Sprachliche Entwicklung Schritt für Schritt

Eine Sache steht jedenfalls fest: Sprache lernen und Sprechen lernen funktioniert nicht im luftleeren Raum. Früher riet man gehörlosen Eltern, ihre hörenden Kinder vor den Fernseher zu setzen, damit sie so die Lautsprache lernen. Das ging gewaltig schief. Das Gesprochene konnte im wahrsten Sinne des Wortes nicht be-griffen werden, weil es wenig mit den Kindern zu tun hatte. Erst durch Interaktion und sinnliche Erfahrungen wird Sprache sinnvoll.

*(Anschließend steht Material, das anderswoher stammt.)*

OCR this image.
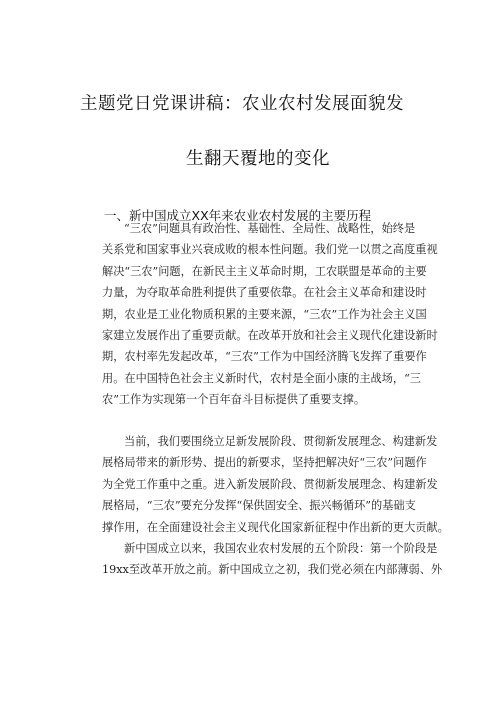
主题党日党课讲稿：农业农村发展面貌发
生翻天覆地的变化
一、新中国成立XX年来农业农村发展的主要历程
“三农”问题具有政治性、基础性、全局性、战略性，始终是
关系党和国家事业兴衰成败的根本性问题。我们党一以贯之高度重视
解决“三农”问题，在新民主主义革命时期，工农联盟是革命的主要
力量，为夺取革命胜利提供了重要依靠。在社会主义革命和建设时
期，农业是工业化物质积累的主要来源，“三农”工作为社会主义国
家建立发展作出了重要贡献。在改革开放和社会主义现代化建设新时
期，农村率先发起改革，“三农”工作为中国经济腾飞发挥了重要作
用。在中国特色社会主义新时代，农村是全面小康的主战场，“三
农”工作为实现第一个百年奋斗目标提供了重要支撑。
当前，我们要围绕立足新发展阶段、贯彻新发展理念、构建新发
展格局带来的新形势、提出的新要求，坚持把解决好“三农”问题作
为全党工作重中之重。进入新发展阶段、贯彻新发展理念、构建新发
展格局，“三农”要充分发挥“保供固安全、振兴畅循环”的基础支
撑作用，在全面建设社会主义现代化国家新征程中作出新的更大贡献。
新中国成立以来，我国农业农村发展的五个阶段：第一个阶段是
19xx至改革开放之前。新中国成立之初，我们党必须在内部薄弱、外
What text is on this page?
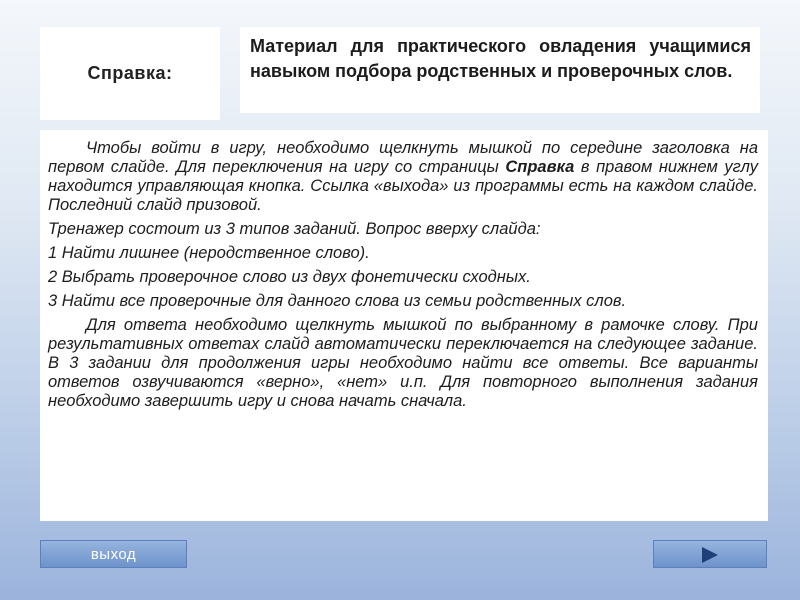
Справка:
Материал для практического овладения учащимися навыком подбора родственных и проверочных слов.

Чтобы войти в игру, необходимо щелкнуть мышкой по середине заголовка на первом слайде. Для переключения на игру со страницы Справка в правом нижнем углу находится управляющая кнопка. Ссылка «выхода» из программы есть на каждом слайде. Последний слайд призовой.

Тренажер состоит из 3 типов заданий. Вопрос вверху слайда:

1 Найти лишнее (неродственное слово).

2 Выбрать проверочное слово из двух фонетически сходных.

3 Найти все проверочные для данного слова из семьи родственных слов.

Для ответа необходимо щелкнуть мышкой по выбранному в рамочке слову. При результативных ответах слайд автоматически переключается на следующее задание. В 3 задании для продолжения игры необходимо найти все ответы. Все варианты ответов озвучиваются «верно», «нет» и.п. Для повторного выполнения задания необходимо завершить игру и снова начать сначала.

выход
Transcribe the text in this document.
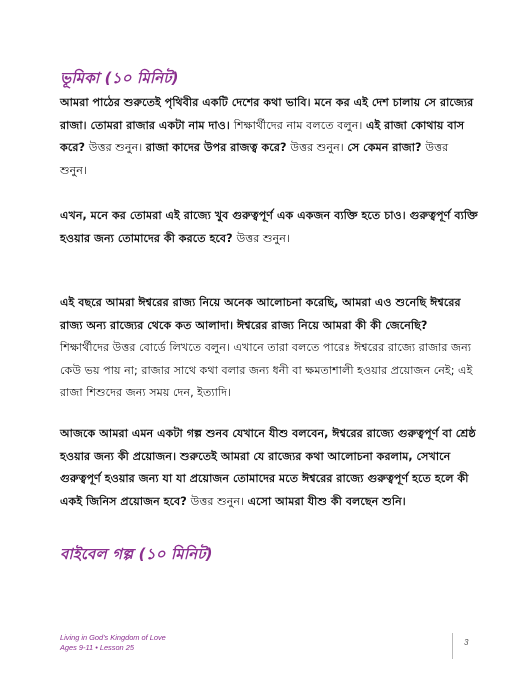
ভূমিকা (১০ মিনিট)

আমরা পাঠের শুরুতেই পৃথিবীর একটি দেশের কথা ভাবি। মনে কর এই দেশ চালায় সে রাজ্যের রাজা। তোমরা রাজার একটা নাম দাও। শিক্ষার্থীদের নাম বলতে বলুন। এই রাজা কোথায় বাস করে? উত্তর শুনুন। রাজা কাদের উপর রাজত্ব করে? উত্তর শুনুন। সে কেমন রাজা? উত্তর শুনুন।

এখন, মনে কর তোমরা এই রাজ্যে খুব গুরুত্বপূর্ণ এক একজন ব্যক্তি হতে চাও। গুরুত্বপূর্ণ ব্যক্তি হওয়ার জন্য তোমাদের কী করতে হবে? উত্তর শুনুন।

এই বছরে আমরা ঈশ্বরের রাজ্য নিয়ে অনেক আলোচনা করেছি, আমরা এও শুনেছি ঈশ্বরের রাজ্য অন্য রাজ্যের থেকে কত আলাদা। ঈশ্বরের রাজ্য নিয়ে আমরা কী কী জেনেছি? শিক্ষার্থীদের উত্তর বোর্ডে লিখতে বলুন। এখানে তারা বলতে পারেঃ ঈশ্বরের রাজ্যে রাজার জন্য কেউ ভয় পায় না; রাজার সাথে কথা বলার জন্য ধনী বা ক্ষমতাশালী হওয়ার প্রয়োজন নেই; এই রাজা শিশুদের জন্য সময় দেন, ইত্যাদি।

আজকে আমরা এমন একটা গল্প শুনব যেখানে যীশু বলবেন, ঈশ্বরের রাজ্যে গুরুত্বপূর্ণ বা শ্রেষ্ঠ হওয়ার জন্য কী প্রয়োজন। শুরুতেই আমরা যে রাজ্যের কথা আলোচনা করলাম, সেখানে গুরুত্বপূর্ণ হওয়ার জন্য যা যা প্রয়োজন তোমাদের মতে ঈশ্বরের রাজ্যে গুরুত্বপূর্ণ হতে হলে কী একই জিনিস প্রয়োজন হবে? উত্তর শুনুন। এসো আমরা যীশু কী বলছেন শুনি।

বাইবেল গল্প (১০ মিনিট)
Living in God's Kingdom of Love
Ages 9-11 • Lesson 25
3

Zunächst aber ist Sprechen für das Baby ein Spiel, ein Ausprobieren. Im Alter von 0 bis 5 Monaten steckt es im sogenannten Vorsilbenalter. Es probiert alles Mögliche mit Zunge, Lippen, Zähnen und Gaumen, was manchmal recht lustig aussieht und komische Geräusche zur Folge hat. So lernt das Baby spielerisch, mit Hilfe welcher Muskeln und Bewegungen sich welche Töne erzeugen lassen. Nach und nach bevorzugt das Baby bestimmte Geräusche und wiederholt diese immer wieder. Zwischen dem sechsten und dem neunten Monat klingt es allmählich, als würde dem Gebrabbel ein tieferer Sinn zugrunde liegen. Das „Silbenalter“ hat begonnen, die eigentliche „Lallphase“. Das Baby beginnt nun, Töne und Betonungen nachzuahmen.

baby zunge sprechen

Die Bedeutung der Wörter, die es allmählich beginnt nachzusprechen, versteht das Kind erst ab etwa dem zwölften Lebensmonat. Nun kommt auch ein Verständnis dafür auf, wie vorteilhaft es sein kann, sich sprachlich mit den Bezugspersonen zu verständigen.

Mit anderthalb Jahren verfügen Kinder im Schnitt über einen Wortschatz von 50 Wörtern und können daraus schon die berüchtigten Zwei-Wort-Sätze bilden. Im folgenden halben Jahr vervierfacht sich dann der Wortschatz. Manch ein Kind lernt in dieser Zeit alle 90 Minuten ein neues Wort!

Ab dem zweiten Lebensjahr können die meisten Kinder in Drei-Wort-Sätzen reden und fangen an, von sich selber zu sprechen, wobei sie für gewöhnlich noch der Anwendung von Fürwörtern geschickt ausweichen – ein „Ball spielen“ wird noch dem „ich spiele Ball“ vorgezogen.

Zwischen dem zweiten und dritten Lebensjahr beginnt dann auch mit einem Wortschatz von 200 bis 300 Wörtern der Grammatikerwerb. Gerade jetzt ist es wichtig, dass die Eltern sich vor Augen halten, dass das Kind sich nicht darüber bewusst ist, dass es Sprechen lernt. Es lernt die Sprache und ihre Regeln beiläufig und hat es einmal eine grammatische Regel entdeckt, dann wird diese ohne Rücksicht auf Verluste angewendet. Was uns Erwachsenen dann als putziger Fehler erscheint, wie ein „Ich habe den Ball aufgehobt“, ist eigentlich ein großer Fortschritt. So nützt es auch wenig, das Kind bei falschen Konstruktionen direkt zu verbessern. Ein beiläufiges korrigieren ist allerdings sinnvoll und hilfreich: „Das ist aber schön, dass du den Ball aufgehoben hast!“.